Der höhere kirchliche Anteil ist zumindest bemerkenswert: Die kleiner werdende Gruppe der Kirchenmitglieder trägt doppelt zur Finanzierung von Kita-Plätzen bei – als allgemeine und als Kirchensteuerzahler. Und: Die Kirchensteuer ist im Prinzip ein Mitgliedsbeitrag, bei dem es keine Pflicht gibt, ihn zur Kita-Finanzierung zu nutzen – auch angesichts anderer Aufgaben der Kirchen wie Seelsorge.

Zwar will die Kirche die Trägeranteile nicht abschaffen: Wer einer Einrichtung ein besonderes – etwa christliches – Profil geben will, muss eigenes Geld mitbringen.
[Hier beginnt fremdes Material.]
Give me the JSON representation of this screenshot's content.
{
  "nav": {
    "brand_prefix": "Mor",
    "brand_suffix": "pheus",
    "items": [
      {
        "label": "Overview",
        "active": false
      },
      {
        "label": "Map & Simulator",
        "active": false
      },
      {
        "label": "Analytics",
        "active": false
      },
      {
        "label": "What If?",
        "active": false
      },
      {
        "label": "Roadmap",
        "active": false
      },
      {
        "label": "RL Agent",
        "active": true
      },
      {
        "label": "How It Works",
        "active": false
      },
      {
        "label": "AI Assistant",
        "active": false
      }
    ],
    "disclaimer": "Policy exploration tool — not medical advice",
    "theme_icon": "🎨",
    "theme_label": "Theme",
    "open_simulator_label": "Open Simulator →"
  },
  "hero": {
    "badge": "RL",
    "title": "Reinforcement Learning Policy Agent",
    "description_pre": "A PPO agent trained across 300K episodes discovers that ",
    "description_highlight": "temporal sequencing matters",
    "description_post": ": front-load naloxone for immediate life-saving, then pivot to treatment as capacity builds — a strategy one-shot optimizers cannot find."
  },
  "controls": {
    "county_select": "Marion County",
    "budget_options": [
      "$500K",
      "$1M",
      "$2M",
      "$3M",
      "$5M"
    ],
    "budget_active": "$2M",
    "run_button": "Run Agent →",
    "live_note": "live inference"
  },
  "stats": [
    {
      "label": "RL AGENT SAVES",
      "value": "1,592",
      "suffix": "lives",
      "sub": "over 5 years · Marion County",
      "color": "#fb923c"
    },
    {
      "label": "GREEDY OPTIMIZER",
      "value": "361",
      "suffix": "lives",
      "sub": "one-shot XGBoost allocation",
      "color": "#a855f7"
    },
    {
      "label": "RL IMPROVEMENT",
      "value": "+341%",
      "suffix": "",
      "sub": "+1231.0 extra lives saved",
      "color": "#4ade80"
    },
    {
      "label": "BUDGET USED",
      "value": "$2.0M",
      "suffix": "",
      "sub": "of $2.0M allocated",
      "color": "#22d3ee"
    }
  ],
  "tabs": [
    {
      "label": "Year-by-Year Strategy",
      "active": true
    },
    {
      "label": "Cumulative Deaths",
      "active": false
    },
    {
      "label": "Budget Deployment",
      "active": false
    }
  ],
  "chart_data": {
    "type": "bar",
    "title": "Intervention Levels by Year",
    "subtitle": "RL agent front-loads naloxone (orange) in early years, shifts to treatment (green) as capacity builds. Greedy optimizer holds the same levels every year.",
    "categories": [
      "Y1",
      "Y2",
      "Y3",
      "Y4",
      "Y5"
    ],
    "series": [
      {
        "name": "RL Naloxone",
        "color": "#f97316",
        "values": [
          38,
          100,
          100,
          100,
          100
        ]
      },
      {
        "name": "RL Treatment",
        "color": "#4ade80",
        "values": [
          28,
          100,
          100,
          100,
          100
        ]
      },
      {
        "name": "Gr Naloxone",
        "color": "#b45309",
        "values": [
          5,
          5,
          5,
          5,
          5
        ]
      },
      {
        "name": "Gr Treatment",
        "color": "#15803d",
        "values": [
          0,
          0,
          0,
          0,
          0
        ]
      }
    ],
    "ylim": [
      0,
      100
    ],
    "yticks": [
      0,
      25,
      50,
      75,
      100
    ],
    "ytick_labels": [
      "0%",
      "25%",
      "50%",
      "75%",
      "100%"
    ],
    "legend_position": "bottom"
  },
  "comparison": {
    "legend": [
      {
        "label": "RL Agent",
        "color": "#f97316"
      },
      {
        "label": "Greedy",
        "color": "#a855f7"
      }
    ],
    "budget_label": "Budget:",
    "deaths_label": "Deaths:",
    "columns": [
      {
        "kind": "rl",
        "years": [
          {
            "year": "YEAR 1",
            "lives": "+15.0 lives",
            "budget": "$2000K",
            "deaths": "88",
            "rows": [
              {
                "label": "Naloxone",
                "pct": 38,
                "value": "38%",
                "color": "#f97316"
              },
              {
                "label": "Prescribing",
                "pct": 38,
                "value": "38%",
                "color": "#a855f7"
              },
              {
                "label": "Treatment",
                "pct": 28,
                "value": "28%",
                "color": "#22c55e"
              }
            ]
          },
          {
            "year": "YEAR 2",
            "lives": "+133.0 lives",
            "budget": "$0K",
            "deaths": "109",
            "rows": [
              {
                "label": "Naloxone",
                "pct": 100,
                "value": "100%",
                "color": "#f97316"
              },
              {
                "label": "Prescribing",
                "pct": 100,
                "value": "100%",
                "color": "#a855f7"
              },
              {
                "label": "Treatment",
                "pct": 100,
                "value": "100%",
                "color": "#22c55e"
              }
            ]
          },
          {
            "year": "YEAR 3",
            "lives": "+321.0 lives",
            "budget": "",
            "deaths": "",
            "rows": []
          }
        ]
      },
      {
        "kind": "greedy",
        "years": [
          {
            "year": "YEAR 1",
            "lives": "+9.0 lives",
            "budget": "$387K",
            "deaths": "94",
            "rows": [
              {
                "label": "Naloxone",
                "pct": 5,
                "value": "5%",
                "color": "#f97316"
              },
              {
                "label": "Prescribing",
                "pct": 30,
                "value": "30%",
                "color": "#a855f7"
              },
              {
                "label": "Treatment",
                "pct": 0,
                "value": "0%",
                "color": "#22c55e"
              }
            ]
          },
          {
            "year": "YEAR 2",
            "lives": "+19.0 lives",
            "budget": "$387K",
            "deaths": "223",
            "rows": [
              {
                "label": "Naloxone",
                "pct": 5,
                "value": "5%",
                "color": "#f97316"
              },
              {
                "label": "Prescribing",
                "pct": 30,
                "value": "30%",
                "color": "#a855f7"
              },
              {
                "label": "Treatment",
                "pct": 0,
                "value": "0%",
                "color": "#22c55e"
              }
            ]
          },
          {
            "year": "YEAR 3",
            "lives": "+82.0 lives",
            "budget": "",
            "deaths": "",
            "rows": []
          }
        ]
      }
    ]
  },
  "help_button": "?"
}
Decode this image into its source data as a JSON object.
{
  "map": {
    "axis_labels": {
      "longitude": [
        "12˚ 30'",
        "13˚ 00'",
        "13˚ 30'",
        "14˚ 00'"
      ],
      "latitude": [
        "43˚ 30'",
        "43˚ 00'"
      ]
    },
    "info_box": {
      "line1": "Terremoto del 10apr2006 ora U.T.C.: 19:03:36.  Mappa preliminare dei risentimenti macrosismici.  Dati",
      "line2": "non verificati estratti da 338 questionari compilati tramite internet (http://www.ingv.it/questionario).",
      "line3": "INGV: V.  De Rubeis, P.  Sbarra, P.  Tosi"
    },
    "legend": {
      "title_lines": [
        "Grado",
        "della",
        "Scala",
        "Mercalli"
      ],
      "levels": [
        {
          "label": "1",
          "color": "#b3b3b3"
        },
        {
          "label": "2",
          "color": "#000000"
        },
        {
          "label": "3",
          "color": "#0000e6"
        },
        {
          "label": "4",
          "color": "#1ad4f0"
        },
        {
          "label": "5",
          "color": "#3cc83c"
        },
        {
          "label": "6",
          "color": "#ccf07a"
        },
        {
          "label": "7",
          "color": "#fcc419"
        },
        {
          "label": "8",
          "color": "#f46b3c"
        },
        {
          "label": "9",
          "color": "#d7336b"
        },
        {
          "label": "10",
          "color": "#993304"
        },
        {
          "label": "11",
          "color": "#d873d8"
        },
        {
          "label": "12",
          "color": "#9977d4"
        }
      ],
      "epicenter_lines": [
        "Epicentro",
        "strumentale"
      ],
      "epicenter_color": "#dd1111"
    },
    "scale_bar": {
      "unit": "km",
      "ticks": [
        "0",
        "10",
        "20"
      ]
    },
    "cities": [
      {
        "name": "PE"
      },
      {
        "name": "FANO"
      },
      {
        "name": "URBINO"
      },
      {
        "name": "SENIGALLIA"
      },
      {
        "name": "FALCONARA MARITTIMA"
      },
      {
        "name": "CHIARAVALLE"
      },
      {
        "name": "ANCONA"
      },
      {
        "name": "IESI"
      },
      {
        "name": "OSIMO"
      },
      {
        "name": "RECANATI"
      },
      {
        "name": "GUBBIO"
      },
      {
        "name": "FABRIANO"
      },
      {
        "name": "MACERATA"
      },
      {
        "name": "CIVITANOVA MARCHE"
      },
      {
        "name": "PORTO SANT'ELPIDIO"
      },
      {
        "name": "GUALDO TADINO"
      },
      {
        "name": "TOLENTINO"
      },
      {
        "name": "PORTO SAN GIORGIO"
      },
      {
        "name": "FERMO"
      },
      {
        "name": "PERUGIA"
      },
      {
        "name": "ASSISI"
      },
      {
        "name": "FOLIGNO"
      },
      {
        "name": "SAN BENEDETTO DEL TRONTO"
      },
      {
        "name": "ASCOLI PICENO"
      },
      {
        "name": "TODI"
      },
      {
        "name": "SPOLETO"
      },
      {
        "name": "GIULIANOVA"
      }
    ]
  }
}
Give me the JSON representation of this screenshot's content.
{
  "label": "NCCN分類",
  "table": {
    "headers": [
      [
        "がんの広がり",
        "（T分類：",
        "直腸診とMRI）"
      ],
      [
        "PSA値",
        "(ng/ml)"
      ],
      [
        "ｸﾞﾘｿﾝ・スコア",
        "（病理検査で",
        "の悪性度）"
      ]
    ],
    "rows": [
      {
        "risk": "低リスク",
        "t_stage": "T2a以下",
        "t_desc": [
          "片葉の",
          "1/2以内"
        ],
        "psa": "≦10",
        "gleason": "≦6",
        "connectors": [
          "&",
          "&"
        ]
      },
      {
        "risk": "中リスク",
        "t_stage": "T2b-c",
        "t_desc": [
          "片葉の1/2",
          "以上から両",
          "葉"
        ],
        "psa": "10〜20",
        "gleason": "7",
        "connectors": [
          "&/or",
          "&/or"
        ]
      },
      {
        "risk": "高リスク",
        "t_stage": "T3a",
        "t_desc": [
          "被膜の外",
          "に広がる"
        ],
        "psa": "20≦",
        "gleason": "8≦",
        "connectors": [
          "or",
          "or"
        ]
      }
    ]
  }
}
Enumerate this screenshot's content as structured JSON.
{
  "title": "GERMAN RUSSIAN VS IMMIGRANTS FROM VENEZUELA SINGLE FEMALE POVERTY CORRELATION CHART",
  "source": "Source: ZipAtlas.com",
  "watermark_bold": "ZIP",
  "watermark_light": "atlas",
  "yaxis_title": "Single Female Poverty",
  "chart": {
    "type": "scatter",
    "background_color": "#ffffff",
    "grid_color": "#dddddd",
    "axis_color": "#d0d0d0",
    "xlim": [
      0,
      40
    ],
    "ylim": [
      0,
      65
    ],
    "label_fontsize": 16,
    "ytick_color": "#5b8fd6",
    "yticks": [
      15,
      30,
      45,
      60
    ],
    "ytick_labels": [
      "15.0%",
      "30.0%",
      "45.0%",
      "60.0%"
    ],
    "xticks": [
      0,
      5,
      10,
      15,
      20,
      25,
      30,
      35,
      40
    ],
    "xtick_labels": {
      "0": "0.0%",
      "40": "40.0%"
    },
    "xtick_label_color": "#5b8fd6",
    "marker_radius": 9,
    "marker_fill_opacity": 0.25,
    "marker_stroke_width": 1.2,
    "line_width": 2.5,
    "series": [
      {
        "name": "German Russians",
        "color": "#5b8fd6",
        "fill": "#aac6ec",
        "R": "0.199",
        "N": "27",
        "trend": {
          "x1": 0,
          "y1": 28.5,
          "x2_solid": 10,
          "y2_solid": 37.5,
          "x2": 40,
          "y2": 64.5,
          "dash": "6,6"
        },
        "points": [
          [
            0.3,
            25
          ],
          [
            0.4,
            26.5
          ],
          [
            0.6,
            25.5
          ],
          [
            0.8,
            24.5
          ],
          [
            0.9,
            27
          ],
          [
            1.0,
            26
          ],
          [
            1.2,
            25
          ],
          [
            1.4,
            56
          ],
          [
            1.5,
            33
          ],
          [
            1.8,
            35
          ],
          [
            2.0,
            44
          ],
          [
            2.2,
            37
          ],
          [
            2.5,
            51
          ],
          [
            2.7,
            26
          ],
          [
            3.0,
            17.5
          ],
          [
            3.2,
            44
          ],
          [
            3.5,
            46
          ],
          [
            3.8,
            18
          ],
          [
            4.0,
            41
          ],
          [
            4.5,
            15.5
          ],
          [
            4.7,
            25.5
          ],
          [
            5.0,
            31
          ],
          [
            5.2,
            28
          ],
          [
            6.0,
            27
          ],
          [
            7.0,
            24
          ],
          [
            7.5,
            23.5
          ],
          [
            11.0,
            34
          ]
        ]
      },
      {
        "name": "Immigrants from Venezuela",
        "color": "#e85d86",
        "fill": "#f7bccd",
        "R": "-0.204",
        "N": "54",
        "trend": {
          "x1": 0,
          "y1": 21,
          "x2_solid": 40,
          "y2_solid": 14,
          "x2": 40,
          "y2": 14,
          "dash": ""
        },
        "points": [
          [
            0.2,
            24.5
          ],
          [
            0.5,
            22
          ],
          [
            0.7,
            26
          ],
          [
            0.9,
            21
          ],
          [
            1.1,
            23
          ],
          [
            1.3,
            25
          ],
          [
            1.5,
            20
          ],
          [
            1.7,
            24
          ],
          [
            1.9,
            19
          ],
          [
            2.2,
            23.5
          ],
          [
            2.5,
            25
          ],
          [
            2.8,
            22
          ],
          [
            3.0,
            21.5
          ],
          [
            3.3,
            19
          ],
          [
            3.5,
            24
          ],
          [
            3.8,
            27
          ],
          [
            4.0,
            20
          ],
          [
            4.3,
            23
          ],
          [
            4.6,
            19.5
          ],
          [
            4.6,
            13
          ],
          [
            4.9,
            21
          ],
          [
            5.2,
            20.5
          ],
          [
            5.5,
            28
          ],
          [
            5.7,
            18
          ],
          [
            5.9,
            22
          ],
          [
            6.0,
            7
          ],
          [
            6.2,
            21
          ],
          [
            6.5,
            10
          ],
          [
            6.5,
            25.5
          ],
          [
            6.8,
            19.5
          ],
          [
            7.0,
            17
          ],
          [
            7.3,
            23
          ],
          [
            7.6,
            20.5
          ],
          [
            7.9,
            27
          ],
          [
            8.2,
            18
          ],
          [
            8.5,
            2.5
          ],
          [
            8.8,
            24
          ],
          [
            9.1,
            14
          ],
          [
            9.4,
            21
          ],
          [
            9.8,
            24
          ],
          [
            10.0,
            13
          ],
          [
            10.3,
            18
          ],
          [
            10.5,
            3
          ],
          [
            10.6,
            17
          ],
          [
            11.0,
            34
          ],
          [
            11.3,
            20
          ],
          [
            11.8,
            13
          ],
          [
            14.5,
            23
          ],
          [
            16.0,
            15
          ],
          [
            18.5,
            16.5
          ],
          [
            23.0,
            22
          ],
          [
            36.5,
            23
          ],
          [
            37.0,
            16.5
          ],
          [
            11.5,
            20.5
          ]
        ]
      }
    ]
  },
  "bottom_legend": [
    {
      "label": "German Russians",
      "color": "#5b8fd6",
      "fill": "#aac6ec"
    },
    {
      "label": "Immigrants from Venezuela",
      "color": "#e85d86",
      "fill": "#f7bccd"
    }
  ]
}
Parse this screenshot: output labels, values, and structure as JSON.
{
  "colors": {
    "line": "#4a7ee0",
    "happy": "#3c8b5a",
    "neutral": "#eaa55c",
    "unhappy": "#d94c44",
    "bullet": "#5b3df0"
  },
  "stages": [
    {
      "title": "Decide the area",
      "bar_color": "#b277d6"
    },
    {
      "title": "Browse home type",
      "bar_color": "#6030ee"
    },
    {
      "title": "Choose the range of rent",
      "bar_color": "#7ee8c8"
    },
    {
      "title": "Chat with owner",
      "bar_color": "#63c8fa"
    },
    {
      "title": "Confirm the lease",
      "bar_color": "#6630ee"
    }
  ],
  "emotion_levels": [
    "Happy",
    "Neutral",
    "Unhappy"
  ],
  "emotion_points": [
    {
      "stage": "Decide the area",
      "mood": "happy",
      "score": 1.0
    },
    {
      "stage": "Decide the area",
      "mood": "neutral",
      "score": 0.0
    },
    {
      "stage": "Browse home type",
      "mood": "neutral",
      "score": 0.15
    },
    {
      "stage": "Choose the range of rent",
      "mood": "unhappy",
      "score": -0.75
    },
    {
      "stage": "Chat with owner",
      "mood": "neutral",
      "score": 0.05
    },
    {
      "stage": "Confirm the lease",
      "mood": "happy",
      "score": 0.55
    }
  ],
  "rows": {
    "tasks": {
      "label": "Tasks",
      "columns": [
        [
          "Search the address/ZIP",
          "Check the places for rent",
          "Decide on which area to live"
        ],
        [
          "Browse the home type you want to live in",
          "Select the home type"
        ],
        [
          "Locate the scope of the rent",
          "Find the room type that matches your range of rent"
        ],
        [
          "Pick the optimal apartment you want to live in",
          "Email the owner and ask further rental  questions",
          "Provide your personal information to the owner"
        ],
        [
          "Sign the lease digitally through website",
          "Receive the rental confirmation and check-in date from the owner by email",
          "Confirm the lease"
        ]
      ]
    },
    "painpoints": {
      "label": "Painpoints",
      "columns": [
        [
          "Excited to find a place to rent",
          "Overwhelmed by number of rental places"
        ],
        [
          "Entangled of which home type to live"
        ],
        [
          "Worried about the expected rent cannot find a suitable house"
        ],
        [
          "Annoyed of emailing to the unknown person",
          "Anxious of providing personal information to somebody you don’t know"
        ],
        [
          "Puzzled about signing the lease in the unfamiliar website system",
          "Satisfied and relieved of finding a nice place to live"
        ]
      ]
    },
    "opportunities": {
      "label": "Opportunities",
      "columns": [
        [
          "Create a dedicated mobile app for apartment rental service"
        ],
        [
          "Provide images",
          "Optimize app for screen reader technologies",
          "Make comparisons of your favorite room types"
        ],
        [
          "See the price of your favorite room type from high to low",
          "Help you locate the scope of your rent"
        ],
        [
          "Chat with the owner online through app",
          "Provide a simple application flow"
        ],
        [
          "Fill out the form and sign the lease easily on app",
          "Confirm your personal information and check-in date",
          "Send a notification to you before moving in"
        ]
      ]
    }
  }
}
Fakt aber bleibt: Die Kirchen engagieren sich freiwillig stärker finanziell als andere freie Träger.

Das Interesse des Staates 

Der Staat hat ein Interesse, dass das so bleibt. Denn angenommen, die Kirche würde eine defizitäre Kita schließen, dann müsste oft die Kommune als Träger einspringen. Und alle Kosten blieben beim Staat – auch der Trägeranteil.

Die Kita-Finanzierung ist ein komplexes System, in dem es keine einfachen Lösungen gibt. An dem sich aber zeigt, ob die politische Wertschätzung von Kindern über Sonntagsreden hinausgeht.